Texte présenté par l’Association de la Médaille Miraculeuse

 

MOIS DE SAINT JOSEPH – VIIe JOUR

MOIS DE SAINT JOSEPH – VIIe JOUR

Saint Joseph artisan

I

saint Joseph artisan et la sainte famille - église Saint Joseph Angers 49
saint Joseph artisan et la sainte famille – église Saint Joseph Angers 49

« Joseph était juste, dit saint Bernard, mais « il était pauvre tellement, qu’il gagnait par un métier sa nourriture et son vêtement. »(Sermon XLVII, Sur la pauvreté.)

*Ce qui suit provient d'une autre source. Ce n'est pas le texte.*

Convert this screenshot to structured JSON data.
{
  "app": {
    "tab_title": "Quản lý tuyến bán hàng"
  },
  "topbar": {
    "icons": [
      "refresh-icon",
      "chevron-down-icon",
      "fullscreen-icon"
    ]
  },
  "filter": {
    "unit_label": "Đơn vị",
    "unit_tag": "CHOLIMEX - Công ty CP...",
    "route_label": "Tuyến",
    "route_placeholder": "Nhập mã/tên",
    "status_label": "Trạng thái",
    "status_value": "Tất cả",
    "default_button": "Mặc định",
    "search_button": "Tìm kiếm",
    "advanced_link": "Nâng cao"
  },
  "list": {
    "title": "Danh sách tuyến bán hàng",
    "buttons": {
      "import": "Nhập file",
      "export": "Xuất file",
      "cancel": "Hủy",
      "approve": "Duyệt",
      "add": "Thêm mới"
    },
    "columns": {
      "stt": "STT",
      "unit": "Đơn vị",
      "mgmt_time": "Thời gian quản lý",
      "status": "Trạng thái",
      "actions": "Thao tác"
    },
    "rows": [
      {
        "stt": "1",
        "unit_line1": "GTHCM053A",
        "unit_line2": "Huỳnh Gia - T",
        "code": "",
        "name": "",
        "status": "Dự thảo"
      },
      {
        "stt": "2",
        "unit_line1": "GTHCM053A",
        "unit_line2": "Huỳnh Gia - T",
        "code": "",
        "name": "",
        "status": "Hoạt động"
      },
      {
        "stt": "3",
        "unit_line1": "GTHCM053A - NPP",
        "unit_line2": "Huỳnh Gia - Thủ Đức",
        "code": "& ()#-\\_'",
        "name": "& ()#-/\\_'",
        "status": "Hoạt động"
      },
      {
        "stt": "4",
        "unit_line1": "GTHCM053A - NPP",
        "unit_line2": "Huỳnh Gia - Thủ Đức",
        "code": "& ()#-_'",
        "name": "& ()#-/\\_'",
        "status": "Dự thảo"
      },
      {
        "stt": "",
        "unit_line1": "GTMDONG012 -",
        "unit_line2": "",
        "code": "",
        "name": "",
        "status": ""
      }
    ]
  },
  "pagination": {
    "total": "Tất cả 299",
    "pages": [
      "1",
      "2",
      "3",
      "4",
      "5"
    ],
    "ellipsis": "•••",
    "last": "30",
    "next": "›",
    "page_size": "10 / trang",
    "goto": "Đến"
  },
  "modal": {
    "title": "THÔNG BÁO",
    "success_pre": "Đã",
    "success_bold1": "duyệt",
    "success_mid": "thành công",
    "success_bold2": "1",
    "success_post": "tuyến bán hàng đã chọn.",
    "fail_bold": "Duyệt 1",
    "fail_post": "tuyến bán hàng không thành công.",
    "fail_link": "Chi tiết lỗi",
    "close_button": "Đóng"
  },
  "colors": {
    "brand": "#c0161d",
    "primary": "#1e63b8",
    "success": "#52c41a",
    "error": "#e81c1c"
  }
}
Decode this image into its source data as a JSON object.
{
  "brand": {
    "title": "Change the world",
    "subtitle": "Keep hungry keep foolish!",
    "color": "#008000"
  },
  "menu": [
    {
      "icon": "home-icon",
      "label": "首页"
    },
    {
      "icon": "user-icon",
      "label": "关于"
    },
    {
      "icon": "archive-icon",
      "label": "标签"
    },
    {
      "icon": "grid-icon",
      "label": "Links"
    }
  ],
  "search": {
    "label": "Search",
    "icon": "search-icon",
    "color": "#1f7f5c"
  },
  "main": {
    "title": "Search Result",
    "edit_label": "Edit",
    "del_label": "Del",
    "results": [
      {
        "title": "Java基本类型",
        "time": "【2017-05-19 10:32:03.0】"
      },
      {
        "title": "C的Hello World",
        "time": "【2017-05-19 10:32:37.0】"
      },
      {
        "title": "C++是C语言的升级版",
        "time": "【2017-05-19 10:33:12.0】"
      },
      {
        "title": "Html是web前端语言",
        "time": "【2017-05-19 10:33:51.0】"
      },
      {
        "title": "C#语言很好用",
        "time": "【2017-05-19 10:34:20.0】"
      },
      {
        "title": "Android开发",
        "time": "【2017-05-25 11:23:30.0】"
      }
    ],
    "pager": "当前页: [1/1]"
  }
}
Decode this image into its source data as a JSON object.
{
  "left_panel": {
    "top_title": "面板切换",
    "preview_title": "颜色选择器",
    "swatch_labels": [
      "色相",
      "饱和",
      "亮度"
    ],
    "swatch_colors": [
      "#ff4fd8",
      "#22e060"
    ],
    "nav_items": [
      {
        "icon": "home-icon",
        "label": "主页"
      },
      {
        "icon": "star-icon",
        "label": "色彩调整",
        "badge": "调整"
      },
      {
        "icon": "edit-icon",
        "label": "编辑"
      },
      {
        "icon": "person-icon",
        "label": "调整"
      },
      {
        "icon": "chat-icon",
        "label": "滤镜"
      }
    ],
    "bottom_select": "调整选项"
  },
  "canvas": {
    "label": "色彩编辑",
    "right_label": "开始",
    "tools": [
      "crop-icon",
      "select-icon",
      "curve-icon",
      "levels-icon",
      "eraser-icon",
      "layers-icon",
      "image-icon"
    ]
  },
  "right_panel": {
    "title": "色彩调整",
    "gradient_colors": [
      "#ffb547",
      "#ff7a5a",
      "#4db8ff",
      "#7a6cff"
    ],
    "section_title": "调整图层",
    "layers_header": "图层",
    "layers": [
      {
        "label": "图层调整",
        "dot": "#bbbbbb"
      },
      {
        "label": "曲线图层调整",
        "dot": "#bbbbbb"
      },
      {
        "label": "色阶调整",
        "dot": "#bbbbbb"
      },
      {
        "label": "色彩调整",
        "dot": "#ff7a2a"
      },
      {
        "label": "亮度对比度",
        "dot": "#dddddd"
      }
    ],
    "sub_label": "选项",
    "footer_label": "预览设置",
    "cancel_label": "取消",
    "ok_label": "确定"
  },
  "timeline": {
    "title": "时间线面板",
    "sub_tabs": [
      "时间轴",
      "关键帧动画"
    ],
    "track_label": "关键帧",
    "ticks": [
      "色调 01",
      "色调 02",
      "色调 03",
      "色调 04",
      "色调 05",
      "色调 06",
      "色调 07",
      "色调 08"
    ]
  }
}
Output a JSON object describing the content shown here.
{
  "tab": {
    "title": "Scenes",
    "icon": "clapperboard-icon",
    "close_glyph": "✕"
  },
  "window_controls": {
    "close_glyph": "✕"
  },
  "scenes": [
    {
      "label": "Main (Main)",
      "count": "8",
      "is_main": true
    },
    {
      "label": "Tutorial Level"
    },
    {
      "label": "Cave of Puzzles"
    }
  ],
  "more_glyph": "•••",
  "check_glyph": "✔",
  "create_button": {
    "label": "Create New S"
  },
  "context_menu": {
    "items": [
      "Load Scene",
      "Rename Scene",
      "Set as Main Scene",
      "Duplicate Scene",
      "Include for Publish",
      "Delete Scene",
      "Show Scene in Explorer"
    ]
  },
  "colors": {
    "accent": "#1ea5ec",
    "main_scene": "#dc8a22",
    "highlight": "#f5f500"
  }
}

Suarez n’admet pas que la pauvreté de saint Joseph allât jusqu’à la misère. [Des Mystères, quest. 37.) — Saint Bernard croit que saint Joseph ne fut contraint à recevoir l’aumône que durant son voyage en Égypte.

Les pères de l’Église sont unanimes à attester que le saint patriarche fut artisan ; mais leurs opinions diffèrent sur le métier qu’il exerça. Quelques-uns, comme saint Hilaire et saint Pierre Chrysologue, supposent qu’il fut ouvrier en fer. Mais le plus grand nombre d’entre eux croient qu’il fut ouvrier en bois. (Saint Bonaventure, saint Bernard, saint Thomas, etc.)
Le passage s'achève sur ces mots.